The organisations to which I had given many years of my life – the International Memorial Society and Memorial Human Rights Centre – were liquidated for violating the ‘foreign agent’ legislation. During the court hearings, the prosecutors made no secret of the fact that the Memorial organisations were in fact being liquidated for the work that they did.
This is not simply another repressive Russian practice. It is a systematic approach to interaction between state and society that is in direct contradiction with the very principles on which the OSCE and the Council of Europe have been built.
First of all, it is based on the simple logic that reigns among the security services: if you receive funds from a foreign source, then you work for that source. If you receive money from a government, then you must become an agent of that government.

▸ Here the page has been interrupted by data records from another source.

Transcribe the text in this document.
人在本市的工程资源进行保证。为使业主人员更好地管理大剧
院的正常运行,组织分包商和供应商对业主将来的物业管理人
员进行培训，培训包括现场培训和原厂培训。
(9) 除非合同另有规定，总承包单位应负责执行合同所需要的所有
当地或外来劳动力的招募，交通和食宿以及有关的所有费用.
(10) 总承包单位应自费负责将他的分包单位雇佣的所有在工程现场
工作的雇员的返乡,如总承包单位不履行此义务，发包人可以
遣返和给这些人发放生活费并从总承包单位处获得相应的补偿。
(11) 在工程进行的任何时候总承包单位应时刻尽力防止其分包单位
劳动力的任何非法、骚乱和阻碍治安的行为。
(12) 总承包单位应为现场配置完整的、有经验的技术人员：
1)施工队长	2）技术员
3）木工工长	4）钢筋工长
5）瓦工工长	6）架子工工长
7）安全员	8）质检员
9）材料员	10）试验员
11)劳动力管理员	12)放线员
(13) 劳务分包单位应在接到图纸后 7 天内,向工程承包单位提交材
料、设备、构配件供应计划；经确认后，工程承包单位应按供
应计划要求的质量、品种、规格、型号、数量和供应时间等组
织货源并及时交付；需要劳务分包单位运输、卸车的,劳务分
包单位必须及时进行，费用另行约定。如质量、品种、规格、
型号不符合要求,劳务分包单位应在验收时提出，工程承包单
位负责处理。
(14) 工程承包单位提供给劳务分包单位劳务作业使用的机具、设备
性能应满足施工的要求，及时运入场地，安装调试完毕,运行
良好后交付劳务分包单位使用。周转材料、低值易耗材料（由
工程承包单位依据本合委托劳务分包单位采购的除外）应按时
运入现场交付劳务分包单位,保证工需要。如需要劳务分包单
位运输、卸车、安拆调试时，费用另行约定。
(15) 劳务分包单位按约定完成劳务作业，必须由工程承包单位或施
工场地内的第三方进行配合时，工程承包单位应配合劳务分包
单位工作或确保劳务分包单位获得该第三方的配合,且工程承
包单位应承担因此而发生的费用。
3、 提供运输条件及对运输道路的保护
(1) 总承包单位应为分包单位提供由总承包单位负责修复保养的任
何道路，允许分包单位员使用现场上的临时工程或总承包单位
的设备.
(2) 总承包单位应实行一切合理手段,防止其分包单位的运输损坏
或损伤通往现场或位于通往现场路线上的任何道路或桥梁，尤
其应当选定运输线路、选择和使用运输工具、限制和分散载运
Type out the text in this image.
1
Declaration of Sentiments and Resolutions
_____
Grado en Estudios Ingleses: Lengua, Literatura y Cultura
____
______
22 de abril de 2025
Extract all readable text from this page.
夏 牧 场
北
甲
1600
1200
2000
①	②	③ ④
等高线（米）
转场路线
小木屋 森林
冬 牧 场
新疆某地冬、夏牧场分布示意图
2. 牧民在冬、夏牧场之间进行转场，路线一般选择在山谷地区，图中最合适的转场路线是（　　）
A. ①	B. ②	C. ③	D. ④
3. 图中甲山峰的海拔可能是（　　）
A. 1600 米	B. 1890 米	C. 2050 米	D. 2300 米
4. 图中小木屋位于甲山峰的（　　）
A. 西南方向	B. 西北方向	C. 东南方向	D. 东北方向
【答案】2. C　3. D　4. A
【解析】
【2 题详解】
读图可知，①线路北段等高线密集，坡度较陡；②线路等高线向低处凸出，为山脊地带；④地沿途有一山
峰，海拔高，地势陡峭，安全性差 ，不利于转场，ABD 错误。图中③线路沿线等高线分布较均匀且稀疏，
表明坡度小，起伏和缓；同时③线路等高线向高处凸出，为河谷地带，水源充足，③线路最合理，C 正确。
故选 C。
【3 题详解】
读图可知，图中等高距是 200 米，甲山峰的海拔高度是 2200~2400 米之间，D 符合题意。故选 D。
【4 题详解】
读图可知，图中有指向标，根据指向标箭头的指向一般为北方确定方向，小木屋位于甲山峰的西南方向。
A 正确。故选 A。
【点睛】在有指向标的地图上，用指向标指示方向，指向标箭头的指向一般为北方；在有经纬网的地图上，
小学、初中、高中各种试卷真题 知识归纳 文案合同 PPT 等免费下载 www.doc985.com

There is simply no place for independent civil society activity in this picture of the world.
Secondly, the very space for non-political civil society activity disappears.
Think about it: this is a rejection of the very notion of the ‘third basket’ of the Helsinki Accords. This logic is being adopted by countries and regimes both within and outside the OSCE region.
It is a challenge to which the OSCE must respond.
Here are three of the many recommendations that have already been proposed by civil society organisations.
1 The OSCE Chairmanship should each year include the protection of freedom of association and the security of human rights defenders in its programmatic priorities.
2 A Special Representative on Civil Society should be appointed. Their permanent mandate should include assistance in the protection of civil society associations and the security of human rights defenders in the OSCE region.
3 The ODIHR should set up a panel of experts on freedom of association and the security of human rights defenders, similar to the existing panel of experts on freedom of peaceful assembly.
To conclude, I must point out that, while we are deliberating here, my friend Ales Bialiatski and many of his comrades in Belarusian civil society are in prison on serious charges. This month Marfa Rabkova, a coordinator of volunteers at the Viasna Human Rights Centre, was given a monstrous sentence of 15 years in prison!
This cannot be tolerated. Pressure on the Lukashenka regime must be greatly intensified.
Protection of the freedom of association must be a priority in the work of the OSCE.